Non è proprio un investigatore ma è come se lo fosse il protagonista di Das Abenteuer eines Journalisten (L’avventura di un giornalista, sempre del 1914) in cui si varia il plot di una storia d’amore tra l’eroe e la figlia di un ingegnere a cui viene rubato una invenzione sensazionale – un dispositivo senza fili per far scoppiare le mine sottomarine – da parte di una banda di malviventi chiamata la Medusa. Tra gli inseguimenti vari che costellano il film, splendido quello in cui appare la Ferrovia sospesa di Wuppertal, la più antica di questo tipo al mondo. Coincidenza della sorte: anche un altro cineasta di Düsseldorf, il giovane Wim Wenders, molti anni dopo ambienterà lì, nella Wuppertaler Schwebebahn, una sequenza di Alice nelle città (1973).

E veniamo ai quattro lungometraggi superstiti degli anni Venti che impreziosiscono la retrospettiva anche per la presenza di Piel come attore-mattatore-rubacuori. Rivalen (titolo it.: Il rivale del circo,1923) è un divertente action movie ricco di elementi fantascientifici come un robot teleguidato o un sottomarino-nascondiglio, oltre a una sala da ballo fatta a gigantesco Moloch – su scenografie del celebre architetto espressionista Hermann Warm – che ricorda visivamente molto da vicino una celebre sequenza del successivo Metropolis (1926) di Fritz Lang. Anche qui il protagonista deve lottare – bocca a cuoricino – contro un molesto scienziato pazzo, Ravello, che ha rapito la bella figlia di un inventore rivale. Già presentato a suo tempo a Pordenone nel 2007, Rivalen aveva una seconda parte, Der letzte Kampf (L’ultima battaglia, 2023) in cui la storia proseguiva ma che purtroppo risulta ancora a tutt’oggi perduta.

Intrigante per l’iniziale spunto metacinematografico della storia – il protagonista è l’autore di un best seller, adorato dalle donne, in cui compaiono dei personaggi che poi agiscono nel film -, Der Mann ohne Nerven (tit. it: L’uomo dai nervi d’acciaio,1924) è la prima delle co-produzioni realizzate da Piel con la francese Gaumont e purtroppo manca dei due atti finali degli otto complessivi. Il che ne rende oggi più controversa la valutazione del risultato finale che non sembrerebbe però dei migliori.

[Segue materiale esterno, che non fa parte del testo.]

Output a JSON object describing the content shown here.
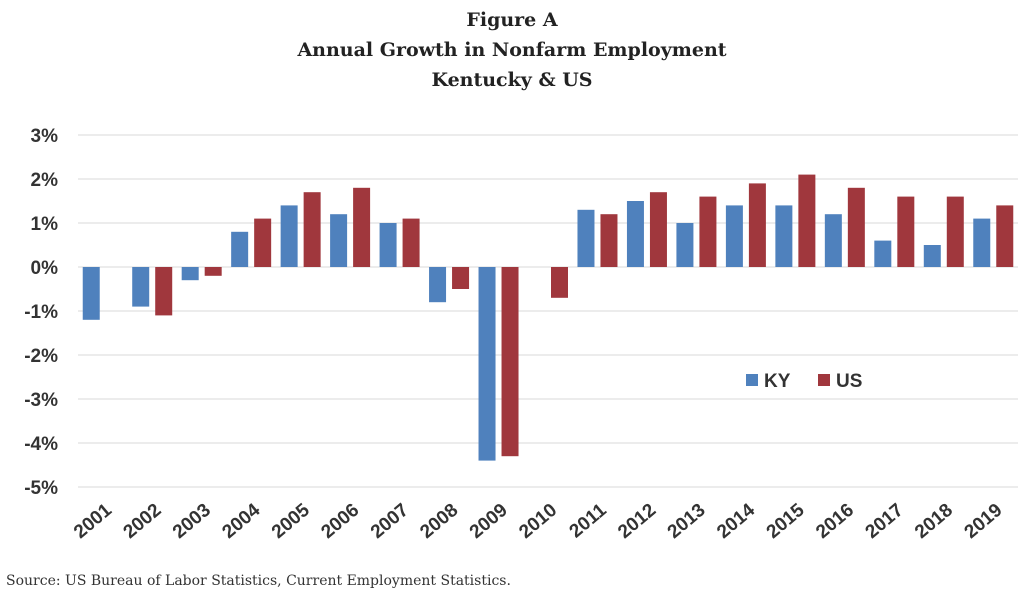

Entrambi scritti da Erik Galeen – il grande sceneggiatore (e regista) del cinema fantastico tedesco che qui si impegna in soggetti assai diversi dai suoi più consueti -, Zigano, der Brigant vom Monte Diavolo (Zigano, il brigante di Monte Diavolo, 1925) e Sein größter Bluff (1927) rappresentano, infine, due delle perle più rappresentative nella filmografia di Piel. Il primo, un’altra coproduzione con la Francia ma girata in Italia in una Tivoli facilmente riconoscibile ancor oggi, è un film storico e d’avventura, ambientato in epoca napoleonica, che ricorda molto da vicino (questa volta in pieno!) i grandi capolavori hollywoodiani di cappa e spada interpretati da Douglas Fairbanks come Il segno di Zorro (1920, di Fred Niblo), I tre moschettieri (1921 sempre diretto da Niblo) oppure Robin Hood (1922) di Allan Dwan e in cui l’attore-regista tedesco dà il meglio del suo istrionismo attoriale.

Il secondo, invece, è un giallo ambientato in gran parte a Nizza dove Piel si sdoppia in due fratelli per risolvere il caso di un furto di un preziosissimo gioiello in procinto di essere venduto ad un ricco Maragià indiano (Kurt Gerron, il celebre comico ebraico trucidato poi in campo di concentramento). Il colpo è stato perpetrato da un affascinante famme fatale, interpretata, guarda caso, da una giovane attrice lì lì per diventare, a breve, l’Angelo azzurro di sternberghiana memoria, la divina Marlene Dietrich. Una ottima conclusione, dunque, per questa retrospettiva su una personalità che, pensiamo, merita un posto non proprio secondario all’interno del cinema del suo paese (ma non solo lì). E che invita a (ri)vedere anche le opere nel sonoro di Harry Piel.